As Congress developed sweeping changes to police financial markets, U.S. automobile dealers responded with a strong lobby push to protect their industry from further regulation. So far, their efforts have paid off.
During 2009 and the first quarter of 2010, the National Automobile Dealers Association spent just under $3 million to lobby on financial reform and other issues, according to disclosure documents filed with the Senate Office of Public Records and examined by the Center for Public Integrity. The American International Automobile Dealers Association spent $450,000.
On Monday, dealers won a victory when the Senate passed a nonbinding motion urging bill negotiators to exempt auto dealers from the proposed consumer financial protection agency. The House financial reform bill carves out automobile dealers from jurisdiction of the new pro-consumer agency, but the Senate bill does not. Negotiators from the House and Senate will meet in June to work out differences between their versions of the legislation and to finalize bill language.
The victory angered consumer advocates who oppose an exemption for auto lenders, an industry which has been criticized by the White House and the Treasury Department for pushing shady loans on members of the military. U.S. auto dealers are now regulated by the Federal Trade Commission and by local and state agencies.
“Auto lenders and dealers have some of the most predatory lending practices out there,” said Kathleen Day, a spokeswoman for Center for Responsible Lending. “If the whole point of this bill is to put everyone under some common sense rules, why should they be given a special exemption?”
Both associations declined to comment on their lobby spending. But like other industries that have tried to dodge further regulation, auto dealers contend they were not responsible for the financial meltdown and should not face the same consequences as mortgage lenders. “By imposing the same regulations on dealers as those on Goldman Sachs and Wells Fargo, this legislation would essentially affect our ability to provide viable financing options for our customers,” said Rick DeSilva, chairman of American International Automobile Dealers at a news conference last week as the Senate considered financial reform.

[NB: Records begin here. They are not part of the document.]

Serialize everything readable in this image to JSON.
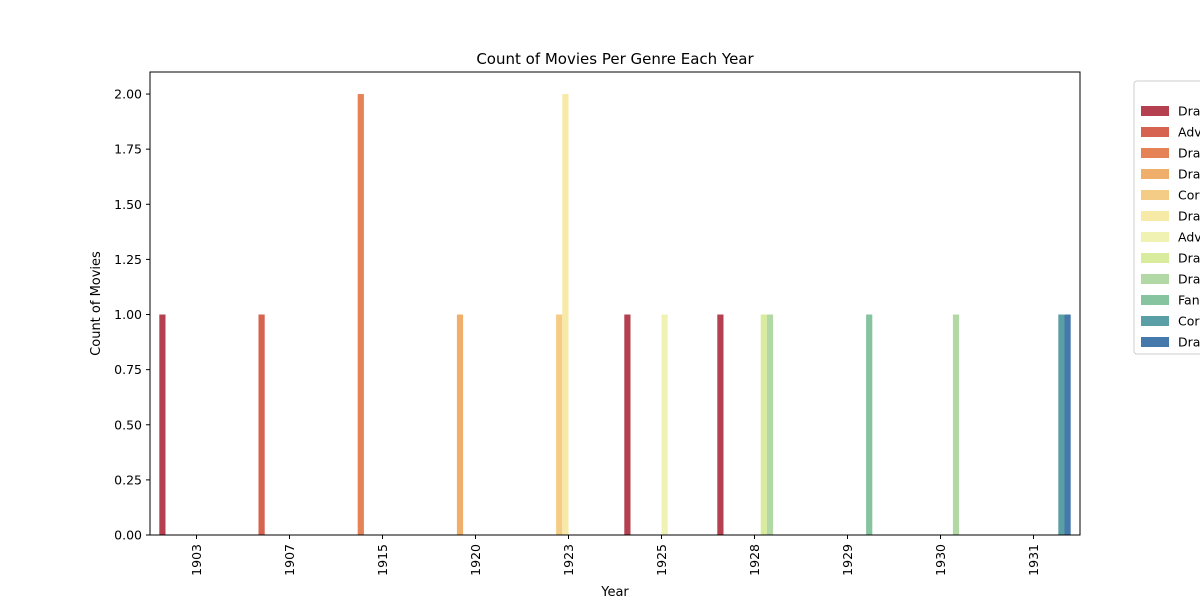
{
  "chart_data": {
    "type": "bar",
    "title": "Count of Movies Per Genre Each Year",
    "xlabel": "Year",
    "ylabel": "Count of Movies",
    "categories": [
      "1903",
      "1907",
      "1915",
      "1920",
      "1923",
      "1925",
      "1928",
      "1929",
      "1930",
      "1931"
    ],
    "ylim": [
      0,
      2.1
    ],
    "yticks": [
      "0.00",
      "0.25",
      "0.50",
      "0.75",
      "1.00",
      "1.25",
      "1.50",
      "1.75",
      "2.00"
    ],
    "grid": false,
    "legend_position": "right, outside plot (clipped)",
    "series": [
      {
        "name": "Dra",
        "color": "#b5404f",
        "values": [
          1,
          0,
          0,
          0,
          0,
          1,
          1,
          0,
          0,
          0
        ]
      },
      {
        "name": "Adv",
        "color": "#d5634f",
        "values": [
          0,
          1,
          0,
          0,
          0,
          0,
          0,
          0,
          0,
          0
        ]
      },
      {
        "name": "Dra",
        "color": "#e58256",
        "values": [
          0,
          0,
          2,
          0,
          0,
          0,
          0,
          0,
          0,
          0
        ]
      },
      {
        "name": "Dra",
        "color": "#efae6a",
        "values": [
          0,
          0,
          0,
          1,
          0,
          0,
          0,
          0,
          0,
          0
        ]
      },
      {
        "name": "Cor",
        "color": "#f5cc86",
        "values": [
          0,
          0,
          0,
          0,
          1,
          0,
          0,
          0,
          0,
          0
        ]
      },
      {
        "name": "Dra",
        "color": "#f7e9a6",
        "values": [
          0,
          0,
          0,
          0,
          2,
          0,
          0,
          0,
          0,
          0
        ]
      },
      {
        "name": "Adv",
        "color": "#f0f2b4",
        "values": [
          0,
          0,
          0,
          0,
          0,
          1,
          0,
          0,
          0,
          0
        ]
      },
      {
        "name": "Dra",
        "color": "#d9ec9e",
        "values": [
          0,
          0,
          0,
          0,
          0,
          0,
          1,
          0,
          0,
          0
        ]
      },
      {
        "name": "Dra",
        "color": "#b1d8a5",
        "values": [
          0,
          0,
          0,
          0,
          0,
          0,
          1,
          0,
          1,
          0
        ]
      },
      {
        "name": "Fan",
        "color": "#86c4a0",
        "values": [
          0,
          0,
          0,
          0,
          0,
          0,
          0,
          1,
          0,
          0
        ]
      },
      {
        "name": "Cor",
        "color": "#5a9ea6",
        "values": [
          0,
          0,
          0,
          0,
          0,
          0,
          0,
          0,
          0,
          1
        ]
      },
      {
        "name": "Dra",
        "color": "#4679ab",
        "values": [
          0,
          0,
          0,
          0,
          0,
          0,
          0,
          0,
          0,
          1
        ]
      }
    ]
  }
}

The National Automobile Dealers Association, meanwhile, has urged its nearly 17,000 member dealers to call their Senate lawmakers and provided talking points to use in arguing for an industry exemption from the new consumer protection agency. The exemption would help “keep car loans affordable for consumers,” according to one of the talking points posted on the group’s website.
The auto dealers’ message is being echoed in Congress, particularly by Sen. Sam Brownback (R-Kan.), who sponsored Monday’s nonbinding motion in the Senate after failing to insert the exemption language into the financial regulatory reform bill. “Auto dealers are a part of Main Street, not Wall Street, and they are not responsible for the financial meltdown,” Brownback said in a statement.